Our son is good kid, however I must admit, he’s got his dad’s warped sense of humor. God help me. At the end of the day, if I needed Will, I know without a doubt, he would be there. He’s been there when I needed to vent. I’ve been on the other end of the phone when he needed a listening ear. We get each other, more than either of us would ever admit.

Jen would tell you that Will and I are more alike than different. She played the middle man for our short-lived relationship. Will would go to her apartment and complain that I didn’t clean out the cat litter box that day. I would go complain that Will didn’t clean anything. She was our underpaid therapist but never judged us once.
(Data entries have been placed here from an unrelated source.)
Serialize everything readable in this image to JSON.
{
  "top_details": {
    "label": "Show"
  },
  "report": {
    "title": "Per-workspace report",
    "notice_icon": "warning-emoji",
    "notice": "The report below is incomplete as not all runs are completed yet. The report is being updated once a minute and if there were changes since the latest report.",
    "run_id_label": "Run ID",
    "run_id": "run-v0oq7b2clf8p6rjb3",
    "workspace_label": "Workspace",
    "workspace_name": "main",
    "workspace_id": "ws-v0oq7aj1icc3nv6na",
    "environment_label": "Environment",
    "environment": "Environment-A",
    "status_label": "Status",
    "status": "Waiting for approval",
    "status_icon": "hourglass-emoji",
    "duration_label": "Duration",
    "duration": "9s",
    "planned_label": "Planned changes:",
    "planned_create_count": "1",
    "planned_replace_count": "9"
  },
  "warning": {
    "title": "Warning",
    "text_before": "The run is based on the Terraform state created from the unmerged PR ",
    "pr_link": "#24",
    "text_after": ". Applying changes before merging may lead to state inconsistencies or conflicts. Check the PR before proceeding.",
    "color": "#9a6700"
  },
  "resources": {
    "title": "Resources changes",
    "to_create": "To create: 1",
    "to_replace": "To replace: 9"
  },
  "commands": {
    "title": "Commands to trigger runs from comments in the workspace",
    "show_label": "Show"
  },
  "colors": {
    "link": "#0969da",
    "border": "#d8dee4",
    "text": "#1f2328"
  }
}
We’ve come along way since then, but still she has good, sound (most of the time), advice.

Jennifer

All of us, Christin, Will me and Joe…well not Joe he has always had his shit together, but the three of us have come such a long way from the days of Wal-Mart. From the days when Christin and Will had my two boys, living it up watching “Daddy Daycare” in their messy, toy infested, Cheetos smashed into the carpet living room.

We all have come so far.

AJ, who will be 24 this year, is heading out on the same path we were all on back in 2004. Through an unusual turn of events, AJ will now be working for Will. I have no words to express how happy this makes me, because aside from Joe, AJ could not have a better person watching after him, teaching him, and rooting for him all along the way.

And I know that Christin will be on top of Will making sure everything runs smoothly.

We may not have taken the traditional route, but this little dysfunctional family of friendship, well, it makes me happy.